Lillard absolutely deserves this extension. He’s a huge figure in the Portland area and truly rides and dies with their fans. His first-round performance against Oklahoma City was the stuff of legends. But the question isn’t about Lillard’s accolades as much as it is about Portland and what paying Lillard a supermax extension does for their franchise. Depending on the structural details, it’s likely Lillard’s salary would jump about $10 million from the extension when it kicks in. Worthwhile for a player of Dame Dolla’s caliber, but Portland is already tight against the cap as is thanks to giving big contracts to players like Evan Turner and Meyers Leonard (who showed up in Game 4, but still doesn’t deserve the amount of money he’s being paid).

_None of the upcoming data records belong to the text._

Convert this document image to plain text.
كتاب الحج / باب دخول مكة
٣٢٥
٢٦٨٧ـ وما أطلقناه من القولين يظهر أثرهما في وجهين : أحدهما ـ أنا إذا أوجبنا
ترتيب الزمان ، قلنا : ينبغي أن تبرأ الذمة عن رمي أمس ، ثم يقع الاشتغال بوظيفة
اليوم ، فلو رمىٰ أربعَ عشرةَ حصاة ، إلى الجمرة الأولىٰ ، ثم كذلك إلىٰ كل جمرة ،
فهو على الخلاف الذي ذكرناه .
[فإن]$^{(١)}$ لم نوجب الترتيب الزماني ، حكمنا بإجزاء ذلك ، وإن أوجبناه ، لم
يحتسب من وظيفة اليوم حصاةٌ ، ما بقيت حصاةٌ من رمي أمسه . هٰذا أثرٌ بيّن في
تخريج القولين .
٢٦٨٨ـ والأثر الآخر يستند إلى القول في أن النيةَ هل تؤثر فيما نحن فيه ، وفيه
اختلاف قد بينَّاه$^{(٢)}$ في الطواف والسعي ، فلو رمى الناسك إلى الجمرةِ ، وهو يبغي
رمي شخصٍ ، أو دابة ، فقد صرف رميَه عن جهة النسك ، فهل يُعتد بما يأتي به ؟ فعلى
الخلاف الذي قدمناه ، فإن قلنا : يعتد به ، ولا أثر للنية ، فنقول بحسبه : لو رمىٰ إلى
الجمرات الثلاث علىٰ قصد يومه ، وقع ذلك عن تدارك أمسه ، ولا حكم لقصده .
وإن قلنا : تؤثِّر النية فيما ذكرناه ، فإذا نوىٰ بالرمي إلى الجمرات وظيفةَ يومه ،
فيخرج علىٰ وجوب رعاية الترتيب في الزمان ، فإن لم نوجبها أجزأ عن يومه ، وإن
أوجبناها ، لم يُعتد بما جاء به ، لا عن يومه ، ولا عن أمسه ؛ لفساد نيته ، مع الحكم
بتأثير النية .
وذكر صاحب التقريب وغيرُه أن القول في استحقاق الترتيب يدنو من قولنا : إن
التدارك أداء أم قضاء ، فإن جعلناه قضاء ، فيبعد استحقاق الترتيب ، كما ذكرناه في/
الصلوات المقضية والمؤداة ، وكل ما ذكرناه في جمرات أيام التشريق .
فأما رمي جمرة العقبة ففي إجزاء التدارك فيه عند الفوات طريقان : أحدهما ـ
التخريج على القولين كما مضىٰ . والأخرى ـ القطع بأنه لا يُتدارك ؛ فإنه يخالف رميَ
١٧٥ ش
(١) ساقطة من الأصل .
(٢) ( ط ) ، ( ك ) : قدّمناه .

It’s a microcosm of the dilemma most NBA teams treading water in the middle class of the NBA face. Lillard means everything to the franchise, but there’s also a pretty clear-cut blueprint to stopping him that has been used to shut him down during every playoff series loss. If you aggressively trap Lillard on pick and rolls, he can’t pull up and has to pass it to his teammates. It’s a similar method to stopping Steph Curry, except Lillard doesn’t have a playmaking forward like Draymond Green to roll to the bucket and make the right pass on every trap play. Unfortunately, paying Lillard more money, no matter how much he deserves it, does nothing to fix that issue.
It’s not as simple as saying the Blazers should use the money they would’ve given to Lillard to sign better players. If it were that easy, everyone would do it. But giving Lillard a supermax while he still has two years left on his current contract limits the Blazers’ opportunities to take a chance on someone who may become available, either on the trade market or in free agency. Is it worth giving up that opportunity to give Lillard the money he’s earned? Maybe. Locking down homegrown stars is the lifeblood of small-market teams, and Lillard is as close to a God-like figure in Portland as any player in the league is in their respective city. He’s enough of a superstar to drive the team to win after win, but needs help to get over the final hump.
Such is the internal struggle every franchise faces that has found themselves in Portland’s situation. Trading off financial flexibility to reward those who deserve it has been a decision throughout all sports. Portland has chosen its path. All it can do is hope it was the right one.